Rechtliche Grundlagen (Recht – Teil 1)

Unsere neue Serie startet, diesmal mit dem großen und oft gewünschten Thema Recht! Los gehts mit den Grundlagen des deutschen Rechtssystems. Nach und nach werden wir dann auf spezifische Bereiche des Rechts, vor allem in Bezug auf den Rettungsdienst eingehen.

Rechtsgebiete

In Deutschland unterscheidet man in die drei große Rechtsgebiete Zivilrecht, öffentliches Recht und Strafrecht. Diese drei Rechtsgebiete versammeln viele verschiedene Gesetze unter sich, wobei der Übergang zwischen zwei Rechtgebieten nicht immer klar abgegrenzt werden kann.

Zivilrecht

Das Zivilrecht erfasst die Rechtsgebiete, welche sich mit rechtlichen Beziehungen zwischen gleichgestellten Privatrechtssubjekten befassen. Privatrechtssubjekte sind dabei entweder natürliche Personen (z.B. Bürger) oder juristische Personen (z.B. Unternehmen).

Das wichtigste Gesetz ist das BGB (Bürgerliches Gesetzbuch) welches neben grundlegende Regelungen zu Personen, Tieren, Vereinen etc. auch spezifische Regelungen zu Verträgen (u.a. dem Behandlungsvertrag), Eigentum oder dem Familienrecht beinhaltet.

Beispiel

Der Rettungsdienst R kauft bei dem Händler H drei neue Beatmungsgeräte. Der hierzu geschlossene Kaufvertrag betrifft das Zivilrecht, da R und H zwei juristische Personen sind, welche gemeinsam einen Vertrag geschlossen haben.

öffentliches Recht

Das öffentliche Recht regelt das Verhältnis zwischen Trägern der öffentlichen Gewalt (dem Staat) und einzelnen Privatrechtssubjekten (z.B. Bürger oder Unternehmen).
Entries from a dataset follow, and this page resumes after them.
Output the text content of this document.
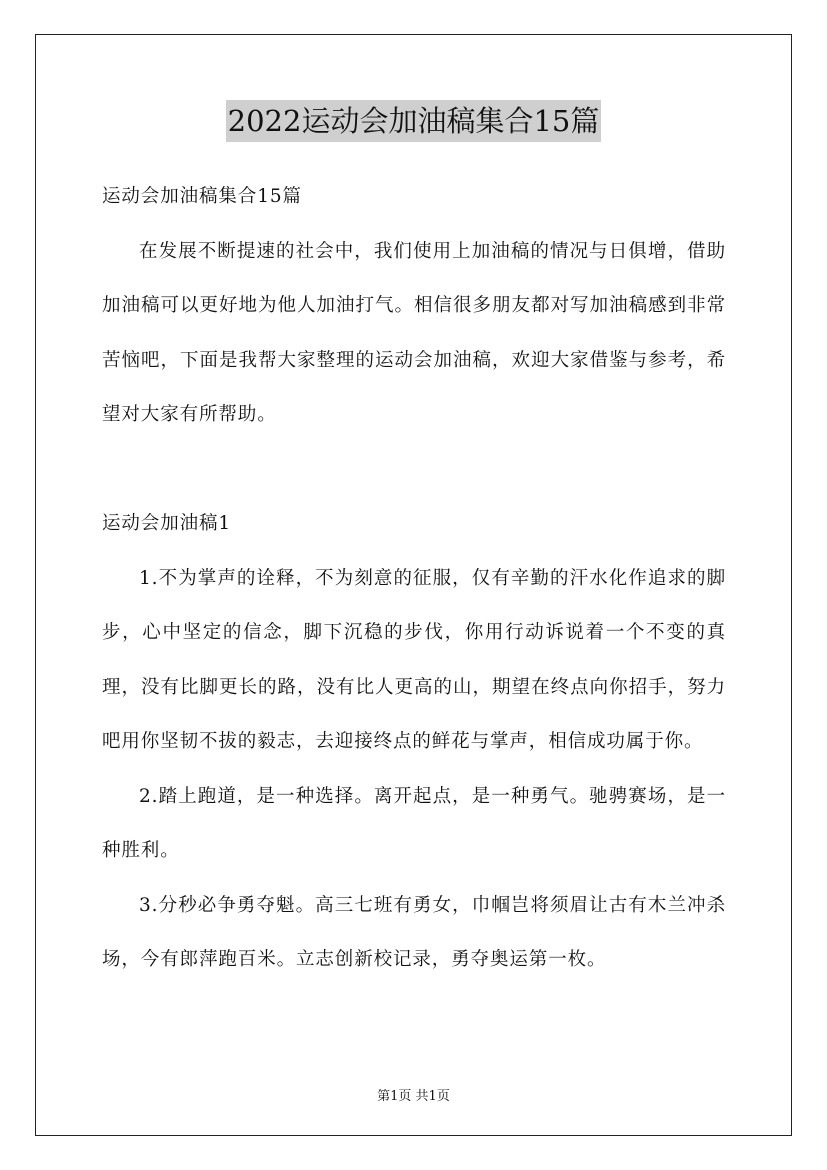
2022运动会加油稿集合15篇

运动会加油稿集合15篇

在发展不断提速的社会中，我们使用上加油稿的情况与日俱增，借助加油稿可以更好地为他人加油打气。相信很多朋友都对写加油稿感到非常苦恼吧，下面是我帮大家整理的运动会加油稿，欢迎大家借鉴与参考，希望对大家有所帮助。

运动会加油稿1

1.不为掌声的诠释，不为刻意的征服，仅有辛勤的汗水化作追求的脚步，心中坚定的信念，脚下沉稳的步伐，你用行动诉说着一个不变的真理，没有比脚更长的路，没有比人更高的山，期望在终点向你招手，努力吧用你坚韧不拔的毅志，去迎接终点的鲜花与掌声，相信成功属于你。

2.踏上跑道，是一种选择。离开起点，是一种勇气。驰骋赛场，是一种胜利。

3.分秒必争勇夺魁。高三七班有勇女，巾帼岂将须眉让古有木兰冲杀场，今有郎萍跑百米。立志创新校记录，勇夺奥运第一枚。

第1页 共1页
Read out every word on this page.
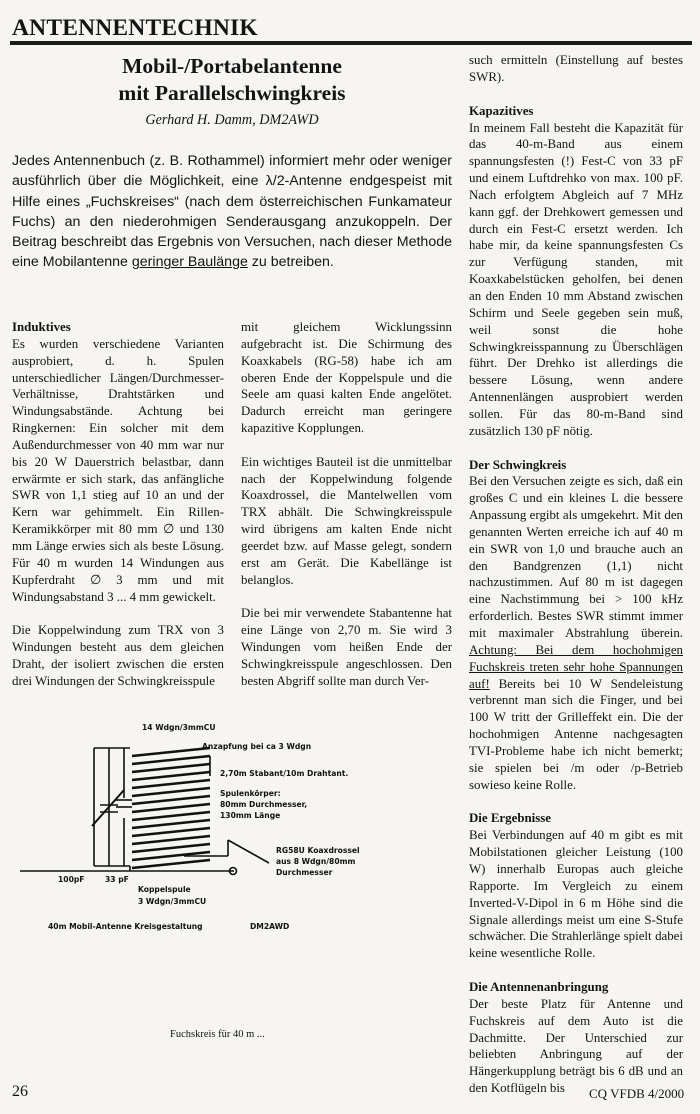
ANTENNENTECHNIK
Mobil-/Portabelantenne
mit Parallelschwingkreis
Gerhard H. Damm, DM2AWD
Jedes Antennenbuch (z. B. Rothammel) informiert mehr oder weniger ausführlich über die Möglichkeit, eine λ/2-Antenne endgespeist mit Hilfe eines „Fuchskreises“ (nach dem österreichischen Funkamateur Fuchs) an den niederohmigen Senderausgang anzukoppeln. Der Beitrag beschreibt das Ergebnis von Versuchen, nach dieser Methode eine Mobilantenne geringer Baulänge zu betreiben.
Induktives

Es wurden verschiedene Varianten ausprobiert, d. h. Spulen unterschiedlicher Längen/Durchmesser-Verhältnisse, Drahtstärken und Windungsabstände. Achtung bei Ringkernen: Ein solcher mit dem Außendurchmesser von 40 mm war nur bis 20 W Dauerstrich belastbar, dann erwärmte er sich stark, das anfängliche SWR von 1,1 stieg auf 10 an und der Kern war gehimmelt. Ein Rillen-Keramikkörper mit 80 mm ∅ und 130 mm Länge erwies sich als beste Lösung. Für 40 m wurden 14 Windungen aus Kupferdraht ∅ 3 mm und mit Windungsabstand 3 ... 4 mm gewickelt.

Die Koppelwindung zum TRX von 3 Windungen besteht aus dem gleichen Draht, der isoliert zwischen die ersten drei Windungen der Schwingkreisspule

mit gleichem Wicklungssinn aufgebracht ist. Die Schirmung des Koaxkabels (RG-58) habe ich am oberen Ende der Koppelspule und die Seele am quasi kalten Ende angelötet. Dadurch erreicht man geringere kapazitive Kopplungen.

Ein wichtiges Bauteil ist die unmittelbar nach der Koppelwindung folgende Koaxdrossel, die Mantelwellen vom TRX abhält. Die Schwingkreisspule wird übrigens am kalten Ende nicht geerdet bzw. auf Masse gelegt, sondern erst am Gerät. Die Kabellänge ist belanglos.

Die bei mir verwendete Stabantenne hat eine Länge von 2,70 m. Sie wird 3 Windungen vom heißen Ende der Schwingkreisspule angeschlossen. Den besten Abgriff sollte man durch Ver-

such ermitteln (Einstellung auf bestes SWR).

Kapazitives

In meinem Fall besteht die Kapazität für das 40-m-Band aus einem spannungsfesten (!) Fest-C von 33 pF und einem Luftdrehko von max. 100 pF. Nach erfolgtem Abgleich auf 7 MHz kann ggf. der Drehkowert gemessen und durch ein Fest-C ersetzt werden. Ich habe mir, da keine spannungsfesten Cs zur Verfügung standen, mit Koaxkabelstücken geholfen, bei denen an den Enden 10 mm Abstand zwischen Schirm und Seele gegeben sein muß, weil sonst die hohe Schwingkreisspannung zu Überschlägen führt. Der Drehko ist allerdings die bessere Lösung, wenn andere Antennenlängen ausprobiert werden sollen. Für das 80-m-Band sind zusätzlich 130 pF nötig.

Der Schwingkreis

Bei den Versuchen zeigte es sich, daß ein großes C und ein kleines L die bessere Anpassung ergibt als umgekehrt. Mit den genannten Werten erreiche ich auf 40 m ein SWR von 1,0 und brauche auch an den Bandgrenzen (1,1) nicht nachzustimmen. Auf 80 m ist dagegen eine Nachstimmung bei > 100 kHz erforderlich. Bestes SWR stimmt immer mit maximaler Abstrahlung überein. Achtung: Bei dem hochohmigen Fuchskreis treten sehr hohe Spannungen auf! Bereits bei 10 W Sendeleistung verbrennt man sich die Finger, und bei 100 W tritt der Grilleffekt ein. Die der hochohmigen Antenne nachgesagten TVI-Probleme habe ich nicht bemerkt; sie spielen bei /m oder /p-Betrieb sowieso keine Rolle.

Die Ergebnisse

Bei Verbindungen auf 40 m gibt es mit Mobilstationen gleicher Leistung (100 W) innerhalb Europas auch gleiche Rapporte. Im Vergleich zu einem Inverted-V-Dipol in 6 m Höhe sind die Signale allerdings meist um eine S-Stufe schwächer. Die Strahlerlänge spielt dabei keine wesentliche Rolle.

Die Antennenanbringung

Der beste Platz für Antenne und Fuchskreis auf dem Auto ist die Dachmitte. Der Unterschied zur beliebten Anbringung auf der Hängerkupplung beträgt bis 6 dB und an den Kotflügeln bis

14 Wdgn/3mmCU
Anzapfung bei ca 3 Wdgn
2,70m Stabant/10m Drahtant.
Spulenkörper:
80mm Durchmesser,
130mm Länge
RG58U Koaxdrossel
aus 8 Wdgn/80mm
Durchmesser
100pF	33 pF
Koppelspule
3 Wdgn/3mmCU
40m Mobil-Antenne Kreisgestaltung	DM2AWD
Fuchskreis für 40 m ...
26	CQ VFDB 4/2000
Das öffentliche Recht umfasst hierbei z.B. das Verfassungsrecht aber auch für den Bürger praktische Rechtgebiete wie das Baurecht, das Steuerrecht oder auch das Dienstrecht.

Beispiel

Der Rettungsdienst R möchte eine neue Wache bauen, hierzu wird eine Baugenehmigung bei der Stadt S beantragt. Dies ist eine öffentlich-rechtliche Angelegenheit, es kommt zu einem Verhältnis zwischen der juristischer Person R und der Stadt S als Vertreterin des Staates.

Strafrecht

Das Strafrecht umfasst alle Rechtsnormen eines Landes, durch welche bestimmte Verhaltensweisen verboten und damit als Straftat unter Strafe gestellt und sanktioniert werden. Ziel ist es, dass Zusammenleben Aller zu regeln und Rechtsgüter (z.B. Leben, Gesundheit und Eigentum) zu schützen. Man unterscheidet zwischen dem materiellen Strafrecht und dem formellen Strafrecht.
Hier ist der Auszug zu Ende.